Feed makes up about 70 percent of the cost of feeding livestock, and historically the bulk of this feed has been corn, most of it sent to North Carolina by rail from the Midwest.

With corn prices up to $8 per bushel for much of the year and transportation costs going up to record levels, large livestock integrators are left to ponder the reality of continuing in the livestock business in the region.

North Carolina ranks second in the nation in swine production and it is consistently among the top three poultry producing states in the country.

Add to the equation a long-standing beef cattle industry and a growing aquaculture industry, both with demand for grain for feed, and there is a major shortfall in what is available in the state and region.

There are about 2,200 hog farmers in the state, and about 2,500 poultry farmers.

Hog farmers felt the pinch of high corn prices first, but the state’s booming poultry industry is now feeling the full effect of the high value and scarcity of U.S.-grown corn. 

As the 2011 corn is depleted and last year’s corn, at this year’s prices begin to become reality, the high cost of feeding livestock is almost certain to continue.

(You might also be interested in reading Future of Southeast livestock industry depends on local grain).

Henry Moore, who has 5,000 sows on his farm in Sampson County, N.C., says, “We’ve known for a long time that something like this was coming.”

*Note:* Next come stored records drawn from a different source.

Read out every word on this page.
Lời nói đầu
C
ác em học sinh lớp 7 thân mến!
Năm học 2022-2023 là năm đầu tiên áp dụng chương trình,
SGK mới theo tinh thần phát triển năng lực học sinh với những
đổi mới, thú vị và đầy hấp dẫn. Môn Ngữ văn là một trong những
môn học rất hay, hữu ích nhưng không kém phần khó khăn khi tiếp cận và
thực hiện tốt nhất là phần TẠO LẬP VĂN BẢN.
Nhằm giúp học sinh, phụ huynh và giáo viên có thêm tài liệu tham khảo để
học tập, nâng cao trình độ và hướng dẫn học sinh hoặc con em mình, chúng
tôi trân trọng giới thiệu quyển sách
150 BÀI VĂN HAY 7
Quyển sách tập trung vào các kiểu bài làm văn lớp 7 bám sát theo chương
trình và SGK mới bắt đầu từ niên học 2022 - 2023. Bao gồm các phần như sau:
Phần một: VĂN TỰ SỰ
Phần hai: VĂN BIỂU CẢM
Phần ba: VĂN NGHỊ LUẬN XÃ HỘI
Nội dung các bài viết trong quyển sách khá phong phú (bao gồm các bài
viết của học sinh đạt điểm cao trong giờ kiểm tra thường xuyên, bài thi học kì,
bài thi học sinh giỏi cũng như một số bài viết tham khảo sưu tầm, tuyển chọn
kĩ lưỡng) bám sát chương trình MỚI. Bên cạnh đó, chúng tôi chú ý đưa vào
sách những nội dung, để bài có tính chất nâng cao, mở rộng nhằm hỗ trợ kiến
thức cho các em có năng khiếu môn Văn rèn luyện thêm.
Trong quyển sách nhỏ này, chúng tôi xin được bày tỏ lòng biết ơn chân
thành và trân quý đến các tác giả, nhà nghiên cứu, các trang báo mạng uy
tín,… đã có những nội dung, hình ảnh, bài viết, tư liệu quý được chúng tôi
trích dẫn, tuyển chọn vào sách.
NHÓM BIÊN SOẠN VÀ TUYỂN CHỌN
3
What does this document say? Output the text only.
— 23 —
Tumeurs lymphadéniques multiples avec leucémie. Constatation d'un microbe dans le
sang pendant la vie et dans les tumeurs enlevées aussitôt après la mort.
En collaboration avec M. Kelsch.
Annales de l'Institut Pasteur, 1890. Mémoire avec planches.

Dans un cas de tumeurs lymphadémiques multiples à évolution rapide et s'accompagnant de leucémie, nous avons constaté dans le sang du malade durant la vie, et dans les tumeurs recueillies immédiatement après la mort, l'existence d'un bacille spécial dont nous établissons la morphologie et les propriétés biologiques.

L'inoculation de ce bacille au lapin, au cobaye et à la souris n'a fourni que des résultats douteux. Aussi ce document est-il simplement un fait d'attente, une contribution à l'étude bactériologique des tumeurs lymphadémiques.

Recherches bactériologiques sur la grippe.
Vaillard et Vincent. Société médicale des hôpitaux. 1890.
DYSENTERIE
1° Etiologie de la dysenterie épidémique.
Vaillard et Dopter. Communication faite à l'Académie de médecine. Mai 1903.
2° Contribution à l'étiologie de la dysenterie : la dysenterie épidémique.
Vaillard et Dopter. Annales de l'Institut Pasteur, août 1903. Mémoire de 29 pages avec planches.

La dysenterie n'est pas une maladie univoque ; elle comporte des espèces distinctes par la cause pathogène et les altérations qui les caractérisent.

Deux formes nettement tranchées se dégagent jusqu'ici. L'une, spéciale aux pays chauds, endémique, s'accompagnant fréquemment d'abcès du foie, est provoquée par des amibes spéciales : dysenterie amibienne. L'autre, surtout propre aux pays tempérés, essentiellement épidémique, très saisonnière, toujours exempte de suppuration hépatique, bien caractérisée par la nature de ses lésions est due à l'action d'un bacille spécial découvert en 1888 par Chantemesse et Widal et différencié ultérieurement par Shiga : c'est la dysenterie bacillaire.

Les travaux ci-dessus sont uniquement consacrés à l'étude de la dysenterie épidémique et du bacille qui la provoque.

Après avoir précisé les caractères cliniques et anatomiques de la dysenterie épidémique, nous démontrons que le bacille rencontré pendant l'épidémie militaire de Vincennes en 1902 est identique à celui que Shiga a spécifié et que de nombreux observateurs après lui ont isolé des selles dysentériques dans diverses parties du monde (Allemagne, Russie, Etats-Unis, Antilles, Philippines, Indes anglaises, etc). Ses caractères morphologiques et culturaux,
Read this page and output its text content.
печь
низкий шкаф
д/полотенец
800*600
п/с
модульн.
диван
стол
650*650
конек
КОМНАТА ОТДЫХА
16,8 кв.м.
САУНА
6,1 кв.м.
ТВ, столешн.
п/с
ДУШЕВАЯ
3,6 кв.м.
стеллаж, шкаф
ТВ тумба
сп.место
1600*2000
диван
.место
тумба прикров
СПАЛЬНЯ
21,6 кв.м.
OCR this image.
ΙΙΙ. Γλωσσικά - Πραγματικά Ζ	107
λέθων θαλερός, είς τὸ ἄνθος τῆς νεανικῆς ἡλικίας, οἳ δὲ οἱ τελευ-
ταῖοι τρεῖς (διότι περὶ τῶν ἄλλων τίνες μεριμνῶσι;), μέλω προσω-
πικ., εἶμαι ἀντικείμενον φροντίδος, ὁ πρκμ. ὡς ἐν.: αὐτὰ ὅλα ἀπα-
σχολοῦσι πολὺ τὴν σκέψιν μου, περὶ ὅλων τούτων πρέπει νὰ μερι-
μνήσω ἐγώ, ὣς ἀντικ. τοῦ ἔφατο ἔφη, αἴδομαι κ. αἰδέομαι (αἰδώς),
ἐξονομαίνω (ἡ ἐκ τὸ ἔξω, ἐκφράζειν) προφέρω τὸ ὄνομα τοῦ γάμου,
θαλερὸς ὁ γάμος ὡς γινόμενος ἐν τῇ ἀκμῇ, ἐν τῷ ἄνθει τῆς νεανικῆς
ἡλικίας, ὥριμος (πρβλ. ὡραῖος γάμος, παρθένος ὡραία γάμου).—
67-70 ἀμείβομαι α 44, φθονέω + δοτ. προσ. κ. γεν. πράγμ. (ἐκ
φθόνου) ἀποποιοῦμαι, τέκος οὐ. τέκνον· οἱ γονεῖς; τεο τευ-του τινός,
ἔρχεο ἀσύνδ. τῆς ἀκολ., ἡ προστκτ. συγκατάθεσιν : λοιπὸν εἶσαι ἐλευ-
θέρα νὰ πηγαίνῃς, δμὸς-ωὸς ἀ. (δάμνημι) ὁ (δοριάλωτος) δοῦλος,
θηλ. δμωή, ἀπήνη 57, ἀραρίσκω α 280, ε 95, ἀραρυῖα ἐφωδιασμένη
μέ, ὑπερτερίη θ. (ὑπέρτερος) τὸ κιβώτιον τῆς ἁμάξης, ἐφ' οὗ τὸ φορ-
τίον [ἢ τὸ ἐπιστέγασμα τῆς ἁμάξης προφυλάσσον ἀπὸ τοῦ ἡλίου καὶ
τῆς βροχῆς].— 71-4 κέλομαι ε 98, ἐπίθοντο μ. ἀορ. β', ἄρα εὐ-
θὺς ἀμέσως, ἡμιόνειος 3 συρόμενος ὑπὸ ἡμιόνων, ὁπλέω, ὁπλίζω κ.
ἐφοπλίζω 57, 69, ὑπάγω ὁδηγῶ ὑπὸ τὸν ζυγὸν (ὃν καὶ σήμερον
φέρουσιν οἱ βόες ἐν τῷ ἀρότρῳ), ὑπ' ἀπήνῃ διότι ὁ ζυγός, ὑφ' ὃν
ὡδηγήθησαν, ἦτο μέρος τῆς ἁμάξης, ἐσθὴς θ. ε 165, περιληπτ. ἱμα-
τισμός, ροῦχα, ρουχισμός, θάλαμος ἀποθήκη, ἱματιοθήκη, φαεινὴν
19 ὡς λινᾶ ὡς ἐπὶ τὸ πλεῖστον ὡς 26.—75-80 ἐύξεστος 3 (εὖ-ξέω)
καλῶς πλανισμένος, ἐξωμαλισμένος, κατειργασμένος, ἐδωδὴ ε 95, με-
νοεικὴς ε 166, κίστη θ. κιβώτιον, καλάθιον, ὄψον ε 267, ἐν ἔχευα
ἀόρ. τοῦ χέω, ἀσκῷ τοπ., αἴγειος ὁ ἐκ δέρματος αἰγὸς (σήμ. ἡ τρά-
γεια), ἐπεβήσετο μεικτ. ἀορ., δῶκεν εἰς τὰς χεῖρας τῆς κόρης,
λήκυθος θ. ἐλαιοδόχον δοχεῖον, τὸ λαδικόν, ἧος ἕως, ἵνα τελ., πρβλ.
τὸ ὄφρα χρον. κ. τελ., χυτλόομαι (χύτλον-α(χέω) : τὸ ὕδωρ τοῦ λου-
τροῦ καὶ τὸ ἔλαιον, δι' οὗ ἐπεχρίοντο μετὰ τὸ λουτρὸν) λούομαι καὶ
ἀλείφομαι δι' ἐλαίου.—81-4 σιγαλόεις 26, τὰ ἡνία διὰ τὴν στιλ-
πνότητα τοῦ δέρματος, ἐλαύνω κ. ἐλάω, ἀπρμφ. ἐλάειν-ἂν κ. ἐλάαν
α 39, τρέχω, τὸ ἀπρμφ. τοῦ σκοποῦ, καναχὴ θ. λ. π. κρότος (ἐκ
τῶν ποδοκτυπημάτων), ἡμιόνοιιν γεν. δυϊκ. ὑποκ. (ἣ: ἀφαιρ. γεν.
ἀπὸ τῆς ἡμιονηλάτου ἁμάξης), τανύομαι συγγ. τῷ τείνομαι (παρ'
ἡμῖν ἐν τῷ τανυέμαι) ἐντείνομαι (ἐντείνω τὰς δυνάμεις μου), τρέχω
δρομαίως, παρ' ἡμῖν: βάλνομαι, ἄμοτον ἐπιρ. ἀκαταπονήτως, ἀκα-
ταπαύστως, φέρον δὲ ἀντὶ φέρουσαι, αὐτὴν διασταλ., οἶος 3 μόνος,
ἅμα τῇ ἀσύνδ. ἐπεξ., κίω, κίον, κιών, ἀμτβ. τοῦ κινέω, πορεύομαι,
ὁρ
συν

Moore, who sits on the boards of the North Carolina Pork Council and the National Pork Board, says he has watched closely as ethanol production has taken more of the nation’s corn crop, while stockpiles of corn have been allowed to dwindle, both reckless policies he contends.

“We knew if we had one really bad drought — and we knew we would have one eventually — we’d be in trouble. We’ve been living on borrowed time,” he says.

The ‘grain basin’ for North Carolina’s livestock industry, including North Carolina, upper South Carolina and southeast Virginia continues to ramp up their respective production efforts.

The expected decrease in cotton and peanut acreage, both traditional crops in the region, will likely contribute something close to 200,000 acres of farmland available for grain production in 2013 in the tri-state area.

Advances in crop production technologies both by industry, and by outstanding leadership among Extension grain specialists in the three states, will no doubt keep production on the incline, if Mother Nature cooperates.

How much the grain industry can do, and at what cost to the livestock industry remains to be seen.

Historically, farmers produce what’s profitable and right now grain crops are the hot ticket. For the livestock industry in the region, feeding more local grain may be tantamount to continuing to do business in the Upper Southeast.